Was sind die Vor- und Nachteile eines Aufhebungsvertrages aus Sicht von Arbeitgeber und Arbeitnehmer?

Dr. Patrizia Chwalisz: Wesentlicher Vorteil für beide Seiten ist, dass ein langwieriger Streit über die Wirksamkeit einer einseitigen Beendigung, also einer Kündigung, vermieden werden kann. Ein sog. Kündigungsschutzverfahren vor den deutschen Arbeitsgerichten kann mehrere Jahre dauern. Das kostet nicht nur Geld (Honorare der Anwälte und Gerichtskosten), sondern vor allem Nerven der Beteiligten. Solange das Verfahren – ggf. durch mehrere Instanzen – läuft, wissen die Parteien nicht, ob die Kündigung wirksam ist. Der Arbeitgeber hat das Risiko, das Arbeitsverhältnis doch noch fortbesteht. Er muss den Mitarbeiter im Falle des Unterliegens weiterbeschäftigen und die Vergütung für die gesamte Dauer des Verfahrens nachzahlen. Der Mitarbeiter hingegen muss einkalkulieren, ggf. nach jahrelangem Streit mit leeren Händen dazustehen. Denn einen Anspruch auf eine Abfindung hat der Arbeitnehmer bei wirksamer Kündigung nicht.
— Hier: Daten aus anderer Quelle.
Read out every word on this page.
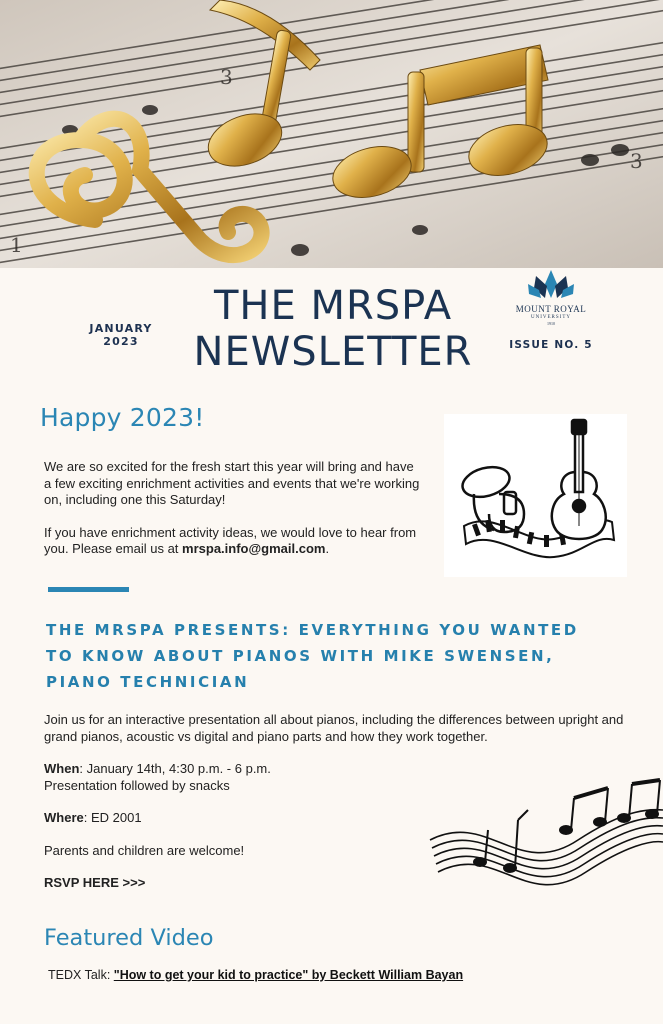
1
3
3
JANUARY
2023
THE MRSPA
NEWSLETTER
MOUNT ROYAL
UNIVERSITY
1910
ISSUE NO. 5
Happy 2023!

We are so excited for the fresh start this year will bring and have a few exciting enrichment activities and events that we're working on, including one this Saturday!

If you have enrichment activity ideas, we would love to hear from you. Please email us at mrspa.info@gmail.com.

THE MRSPA PRESENTS: EVERYTHING YOU WANTED TO KNOW ABOUT PIANOS WITH MIKE SWENSEN, PIANO TECHNICIAN

Join us for an interactive presentation all about pianos, including the differences between upright and grand pianos, acoustic vs digital and piano parts and how they work together.

When: January 14th, 4:30 p.m. - 6 p.m.
Presentation followed by snacks

Where: ED 2001

Parents and children are welcome!

RSVP HERE >>>

Featured Video
TEDX Talk: "How to get your kid to practice" by Beckett William Bayan
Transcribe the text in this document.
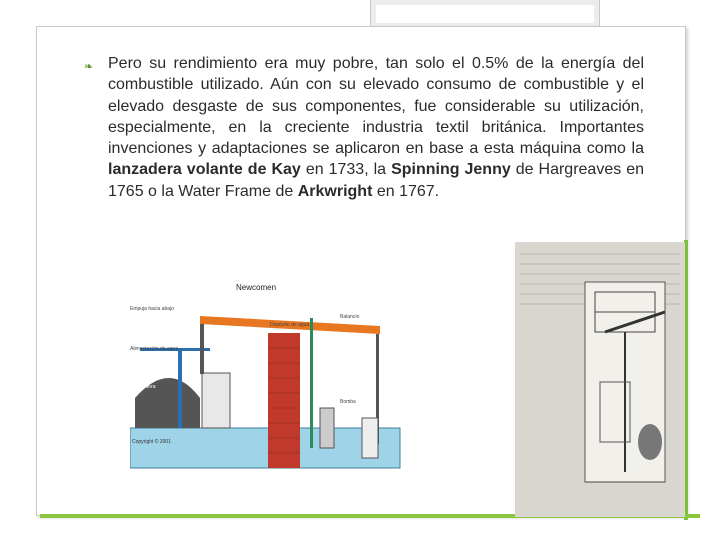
❧ Pero su rendimiento era muy pobre, tan solo el 0.5% de la energía del combustible utilizado. Aún con su elevado consumo de combustible y el elevado desgaste de sus componentes, fue considerable su utilización, especialmente, en la creciente industria textil británica. Importantes invenciones y adaptaciones se aplicaron en base a esta máquina como la lanzadera volante de Kay en 1733, la Spinning Jenny de Hargreaves en 1765 o la Water Frame de Arkwright en 1767.
Newcomen
Empuja hacia abajo
Alimentación de agua
Caldera
Depósito de agua
Balancín
Bomba
Copyright © 2001
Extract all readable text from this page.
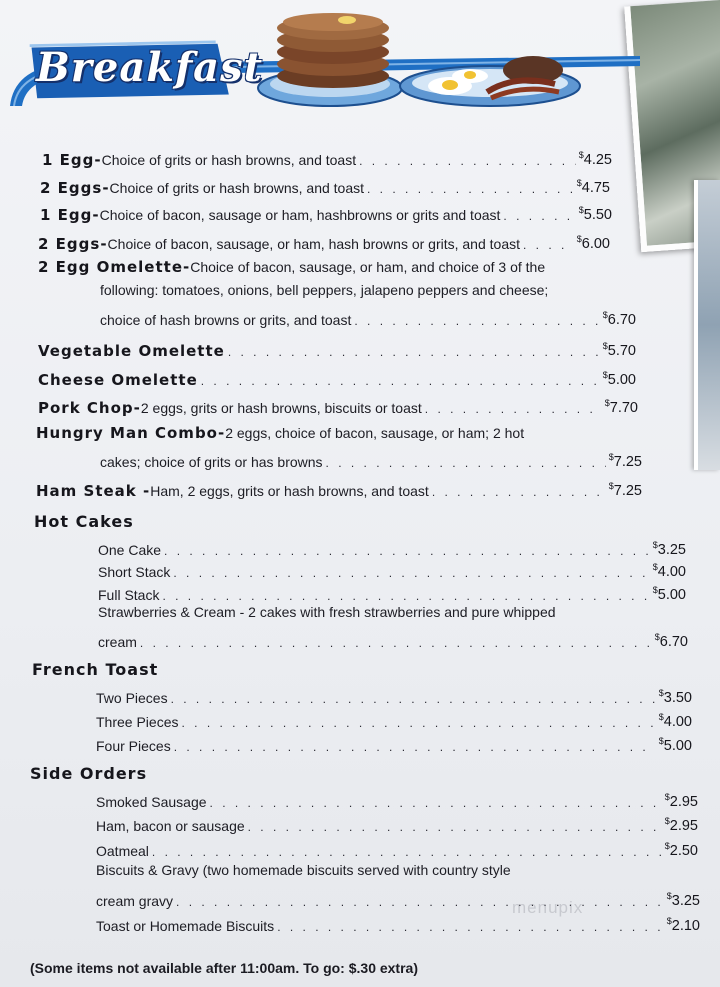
Breakfast
1 Egg - Choice of grits or hash browns, and toast . . .	$4.25
2 Eggs - Choice of grits or hash browns, and toast . . .	$4.75
1 Egg - Choice of bacon, sausage or ham, hashbrowns or grits and toast . . .	$5.50
2 Eggs - Choice of bacon, sausage, or ham, hash browns or grits, and toast . . .	$6.00
2 Egg Omelette-Choice of bacon, sausage, or ham, and choice of 3 of the
following: tomatoes, onions, bell peppers, jalapeno peppers and cheese;
choice of hash browns or grits, and toast . . .	$6.70
Vegetable Omelette . . .	$5.70
Cheese Omelette . . .	$5.00
Pork Chop - 2 eggs, grits or hash browns, biscuits or toast . . .	$7.70
Hungry Man Combo-2 eggs, choice of bacon, sausage, or ham; 2 hot
cakes; choice of grits or has browns . . .	$7.25
Ham Steak - Ham, 2 eggs, grits or hash browns, and toast . . .	$7.25
Hot Cakes
One Cake . . .	$3.25
Short Stack . . .	$4.00
Full Stack . . .	$5.00
Strawberries & Cream - 2 cakes with fresh strawberries and pure whipped
cream . . .	$6.70
French Toast
Two Pieces . . .	$3.50
Three Pieces . . .	$4.00
Four Pieces . . .	$5.00
Side Orders
Smoked Sausage . . .	$2.95
Ham, bacon or sausage . . .	$2.95
Oatmeal . . .	$2.50
Biscuits & Gravy (two homemade biscuits served with country style
cream gravy . . .	$3.25
Toast or Homemade Biscuits . . .	$2.10
menupix
(Some items not available after 11:00am. To go: $.30 extra)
Ausnahmen bestehen z.B. bei einer Betriebsänderung mit Sozialplan. Mit einem Aufhebungsvertrag können beide Parteien die Bedingungen Ihrer Trennung klar und schnell regeln. Der Mitarbeiter bekommt etwas dafür, dass er dem Arbeitgeber das Risiko einer unwirksamen Kündigung nimmt. In der Regel ist dies eine Abfindung. Es können aber auch Outplacement- und Sachleistungen sein, ein besonders gutes Zeugnis oder der Verzicht des Arbeitgebers auf Ansprüche gegen den Mitarbeiter, z.B. auf die Rückzahlung von Fortbildungskosten oder ein nachvertragliches Wettbewerbsverbot.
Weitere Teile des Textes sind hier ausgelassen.